Wenn Sie Benutzern Attribute zuweisen, müssen Sie dem entsprechenden Attribut den richtigen Wert zuweisen. Die folgenden Werte sind die einzigen, die Sie während des Kontobereitstellungsprozesses verwenden dürfen.

Sie können die generischen Attribute nach Bedarf ändern.
Attribut Erforderlicher Wert
organizationID „Alle“ (erstellt einen globalen Endbenutzer)
organizationID „<InsertOrganizationID>“ (weist einen Endbenutzer der entsprechenden Organisation zu; Anweisungen zum Abrufen der ID finden Sie unter NinjaOne-Plattform: So finden Sie eine Organisations-ID )
userType „Techniker“ (erstellt ein NinjaOne-Technikerkonto)
userType „endUser“ (erstellt ein NinjaOne-Endbenutzerkonto)
Die folgende Abbildung 3 zeigt ein Beispiel für ein nicht synchronisiertes Benutzerkonto mit zugewiesenen Werten für die benutzerdefinierten Attribute userType und organizationID . Der Wert userType erstellt ein Endbenutzerkonto, und der Wert organizationID weist diesen Benutzer der spezifischen NinjaOne-Organisation zu.
duo_attribute values.png
Abbildung 3: Beispiel für in Duo zugewiesene Endbenutzerattributwerte
Die folgende Abbildung 4 zeigt ein Beispiel für ein nicht synchronisiertes Benutzerkonto, dem ein Wert für das benutzerdefinierte Attribut userType zugewiesen wurde.

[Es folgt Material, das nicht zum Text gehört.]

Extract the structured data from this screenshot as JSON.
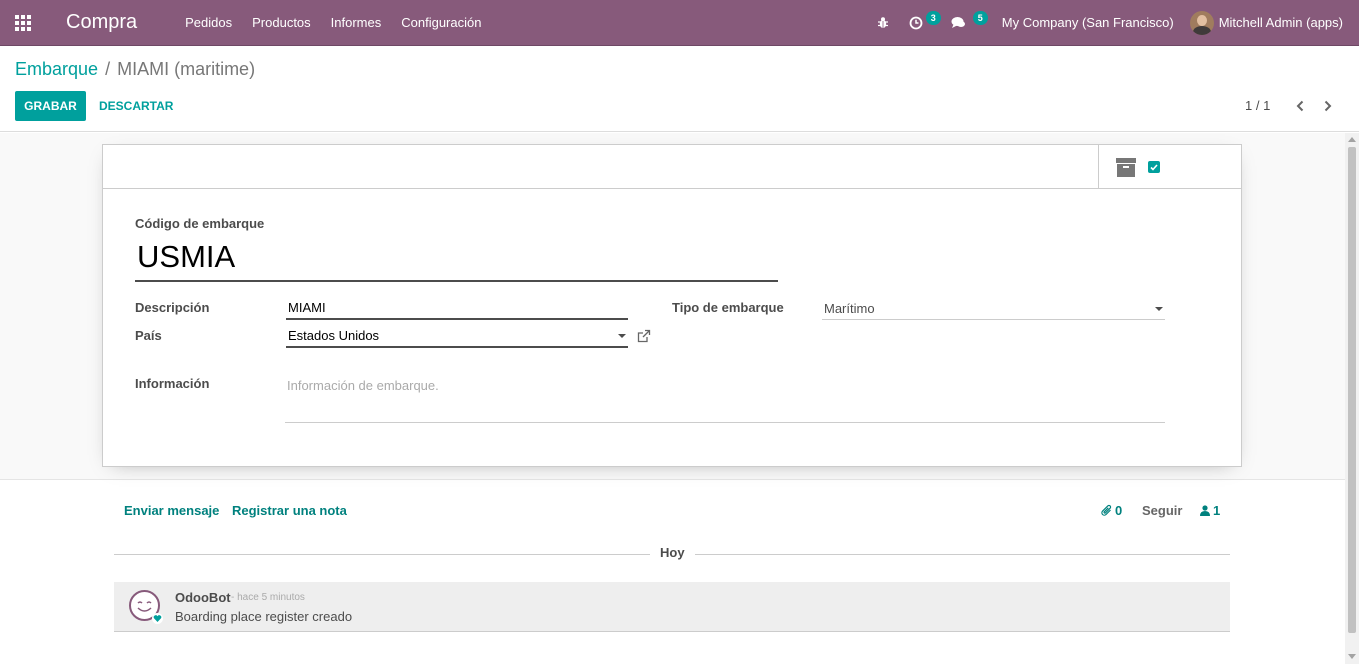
{
  "navbar": {
    "app_name": "Compra",
    "menu": [
      "Pedidos",
      "Productos",
      "Informes",
      "Configuración"
    ],
    "activity_count": "3",
    "message_count": "5",
    "company": "My Company (San Francisco)",
    "user": "Mitchell Admin (apps)",
    "bg_color": "#875a7b"
  },
  "breadcrumb": {
    "parent": "Embarque",
    "separator": "/",
    "current": "MIAMI (maritime)"
  },
  "actions": {
    "save_label": "GRABAR",
    "discard_label": "DESCARTAR"
  },
  "pager": {
    "value": "1 / 1"
  },
  "form": {
    "code_label": "Código de embarque",
    "code_value": "USMIA",
    "description_label": "Descripción",
    "description_value": "MIAMI",
    "country_label": "País",
    "country_value": "Estados Unidos",
    "shipment_type_label": "Tipo de embarque",
    "shipment_type_value": "Marítimo",
    "info_label": "Información",
    "info_placeholder": "Información de embarque.",
    "active": true
  },
  "chatter": {
    "send_message": "Enviar mensaje",
    "log_note": "Registrar una nota",
    "attachments_count": "0",
    "follow_label": "Seguir",
    "followers_count": "1",
    "date_separator": "Hoy",
    "messages": [
      {
        "author": "OdooBot",
        "time": "- hace 5 minutos",
        "body": "Boarding place register creado"
      }
    ]
  },
  "colors": {
    "accent": "#00a09d",
    "brand": "#875a7b"
  }
}
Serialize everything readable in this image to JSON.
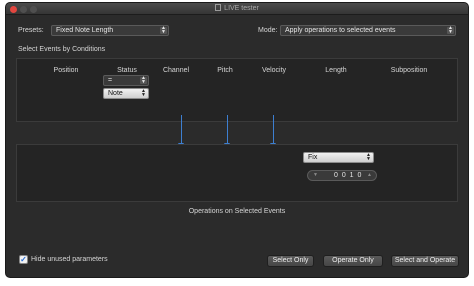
{
  "window": {
    "title": "LIVE tester"
  },
  "presets": {
    "label": "Presets:",
    "value": "Fixed Note Length"
  },
  "mode": {
    "label": "Mode:",
    "value": "Apply operations to selected events"
  },
  "conditions": {
    "heading": "Select Events by Conditions",
    "columns": [
      "Position",
      "Status",
      "Channel",
      "Pitch",
      "Velocity",
      "Length",
      "Subposition"
    ],
    "status_operator": "=",
    "status_value": "Note"
  },
  "operations": {
    "heading": "Operations on Selected Events",
    "length_operator": "Fix",
    "length_value": "0 0 1   0"
  },
  "footer": {
    "hide_unused_label": "Hide unused parameters",
    "hide_unused_checked": true,
    "buttons": [
      "Select Only",
      "Operate Only",
      "Select and Operate"
    ]
  },
  "colors": {
    "accent": "#3d7fd1",
    "window_bg": "#2b2b2b",
    "panel_bg": "#242424",
    "close": "#e2463f"
  }
}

Der Wert „technician“ erstellt ein Technikerkonto in NinjaOne.
duo_attribute values_technician.png
Abbildung 4: Beispiel für in Duo zugewiesene Attributwerte für Techniker

SCIM in NinjaOne aktivieren

Erfahren Sie mehr über die Verwendung von SCIM in NinjaOne in unserem Leitfaden „NinjaOne Identity Management: Identitätsmanagement mit SCIM“.

Um SCIM zu aktivieren und das geheime Token zu generieren, führen Sie die folgenden Schritte aus:

  1. Navigieren Sie in der NinjaOne-Konsole zu „Administration“ → „Accounts“ → „Identity Providers“ und öffnen Sie den IDP-Eintrag.
  2. Klicken Sie auf Aktivieren für System für domänenübergreifendes Identitätsmanagement (SCIM).
idp_entra_enable scim.png
Abbildung 5: SCIM für Ihren Identitätsanbieter aktivieren
  1. Aktivieren Sie den Schalter „SCIM-Bereitstellung aktivieren “ im Konfigurationsmodus und klicken Sie dann auf „Token generieren“. Lassen Sie diesen Konfigurationsmodus geöffnet, damit Sie die Daten für die nächsten Schritte kopieren können.
enable scim_generate token.png
Abbildung 6: SCIM aktivieren und Token für den Identitätsanbieter generieren
Kopieren Sie das Token und speichern Sie es sicher. Das System zeigt es nur einmal an. Das geheime SCIM-Token läuft sechs Monate nach der Generierung ab. Zu diesem Zeitpunkt muss ein neues Token erstellt und dann kopiert/in Ihren IDP eingefügt werden.

SCIM in Duo bereitstellen

  1. Navigieren Sie in Duo zu „Anwendungen“ → „Verwalten “ → „Anwendungen“. Wählen Sie Ihre generische SAML-Dienstanbieteranwendung von Duo für NinjaOne aus.
  2. Öffnen Sie die Registerkarte „Bereitstellung “ und wählen Sie „Bearer Token“ aus dem Dropdown-Menü „Authentifizierungsmodus “.
  3. Kopieren Sie die API-Endpunkt-URL und das geheime SCIM-Token aus der NinjaOne-Konsole.
copy SCIM data.png
Abbildung 7: Kopieren Sie die SCIM-Daten aus NinjaOne
  1. Fügen Sie die Daten in die Felder „Basis-URL“ und „Token“ in Duo ein.
duo authentication_paste token.png
Abbildung 8: Fügen Sie die NinjaOne-SCIM-Daten in Duo ein
  1. Testen Sie die Verbindung, um den Erfolg zu überprüfen, und stellen Sie dann eine Verbindung zur Anwendung her.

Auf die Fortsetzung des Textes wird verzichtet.